Nebenwirkungen im Vordergrund
Für viele rheumatische Erkrankungen werden ebenso neue Methoden angewandt. So versprechen spezifischere Medikamente auch hier künftig bessere Ergebnisse, denn das Hauptproblem bisher verwendeter Medikamente ist, dass sie das gesamte Abwehrsystem dämpfen und bei jahrelanger Einnahme oft viele Nebenwirkungen mit sich bringen. „Während früher keine Mittel zur Behandlung zur Verfügung standen und die Betroffenen deshalb in erster Linie mit den schweren Krankheitsfolgen zu kämpfen hatten, stehen heutzutage häufig die Nebenwirkungen der Medikamente im Vordergrund“, so Hiepe.
Ein Jahr für neues Abwehrsystem
Genau diese Medikamente würden aber trotzdem bislang lebenswichtig bleiben, denn schließlich würde ohne sie die körpereigene Zerstörung weiter fortschreiten, möglicherweise gar mit schweren Organschäden. Patienten müssen jedoch auch nach einer Stammzellentransplantation mit einer gewissen Infektanfälligkeit rechnen, auch wenn sie nach der Behandlung keine Immunsuppressiva mehr brauchen sollten. Bei der Chemotherapie wurde schließlich nahezu das gesamte Abwehrsystem ausgeschaltet und der Aufbau einer komplett neuen Körperabwehr brauche Zeit.
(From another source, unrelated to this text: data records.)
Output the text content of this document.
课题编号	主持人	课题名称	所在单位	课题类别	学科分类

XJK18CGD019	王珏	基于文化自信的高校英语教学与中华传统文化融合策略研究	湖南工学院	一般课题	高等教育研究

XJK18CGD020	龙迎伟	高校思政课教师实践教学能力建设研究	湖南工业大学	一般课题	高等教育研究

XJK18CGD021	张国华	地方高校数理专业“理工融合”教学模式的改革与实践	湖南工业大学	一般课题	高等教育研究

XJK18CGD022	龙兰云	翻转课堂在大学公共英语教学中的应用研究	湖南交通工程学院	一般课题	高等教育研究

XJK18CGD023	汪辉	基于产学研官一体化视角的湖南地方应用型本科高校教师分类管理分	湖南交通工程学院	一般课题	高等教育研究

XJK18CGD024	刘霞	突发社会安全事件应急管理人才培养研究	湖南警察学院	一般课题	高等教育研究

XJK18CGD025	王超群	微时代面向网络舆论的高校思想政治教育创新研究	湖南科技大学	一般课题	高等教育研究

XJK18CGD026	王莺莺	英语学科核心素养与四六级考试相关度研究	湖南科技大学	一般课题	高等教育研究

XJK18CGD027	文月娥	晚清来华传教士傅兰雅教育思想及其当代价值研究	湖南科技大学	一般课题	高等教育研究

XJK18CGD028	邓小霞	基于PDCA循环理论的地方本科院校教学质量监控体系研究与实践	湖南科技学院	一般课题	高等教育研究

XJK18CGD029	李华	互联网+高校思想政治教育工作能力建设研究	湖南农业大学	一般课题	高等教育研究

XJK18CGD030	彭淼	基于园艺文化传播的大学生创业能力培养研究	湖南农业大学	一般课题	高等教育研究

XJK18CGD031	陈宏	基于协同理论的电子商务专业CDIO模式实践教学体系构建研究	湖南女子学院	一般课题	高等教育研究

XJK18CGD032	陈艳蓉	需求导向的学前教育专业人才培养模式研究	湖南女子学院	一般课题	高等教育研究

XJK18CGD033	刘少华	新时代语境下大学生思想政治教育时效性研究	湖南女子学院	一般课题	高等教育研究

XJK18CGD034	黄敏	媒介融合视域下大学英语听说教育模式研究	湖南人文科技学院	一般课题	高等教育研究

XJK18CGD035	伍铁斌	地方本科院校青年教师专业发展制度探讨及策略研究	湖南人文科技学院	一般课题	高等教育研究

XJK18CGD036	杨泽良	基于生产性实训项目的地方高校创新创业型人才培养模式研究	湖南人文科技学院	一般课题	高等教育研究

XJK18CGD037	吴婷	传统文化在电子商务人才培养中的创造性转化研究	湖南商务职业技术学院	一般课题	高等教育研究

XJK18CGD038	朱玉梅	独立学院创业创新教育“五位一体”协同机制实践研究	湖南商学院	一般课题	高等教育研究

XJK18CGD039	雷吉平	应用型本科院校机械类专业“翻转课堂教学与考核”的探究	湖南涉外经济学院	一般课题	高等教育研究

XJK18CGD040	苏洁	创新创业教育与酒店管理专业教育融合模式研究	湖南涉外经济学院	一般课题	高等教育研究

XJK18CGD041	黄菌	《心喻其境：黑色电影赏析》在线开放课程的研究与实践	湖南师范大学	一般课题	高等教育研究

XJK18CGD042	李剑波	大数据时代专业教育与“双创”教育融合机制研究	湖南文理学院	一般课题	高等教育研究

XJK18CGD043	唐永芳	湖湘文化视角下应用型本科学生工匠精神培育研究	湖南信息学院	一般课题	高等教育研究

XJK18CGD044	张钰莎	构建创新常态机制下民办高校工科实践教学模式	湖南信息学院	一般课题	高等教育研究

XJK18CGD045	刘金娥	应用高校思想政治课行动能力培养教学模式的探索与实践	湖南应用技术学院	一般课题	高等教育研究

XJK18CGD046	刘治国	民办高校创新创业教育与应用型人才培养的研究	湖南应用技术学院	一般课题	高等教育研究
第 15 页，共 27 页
Hiepe erklärt, dass man mit mindestens einem Jahr für diesen Prozess rechnen müsse. In Zukunft soll es mithilfe von neuen Wirkstoffen möglich sein, Autoimmunzellen gezielt zu zerstören, ohne dabei der regelrechten Körperabwehr Schaden zuzufügen. Denn auch wenn ein paar Abwehrzellen sich zu fehlgeleiteten Autoimmunzellen entwickeln könnten, so leiste der Rest noch immer einen lebenswichtigen Dienst für die Gesundheit. (ad)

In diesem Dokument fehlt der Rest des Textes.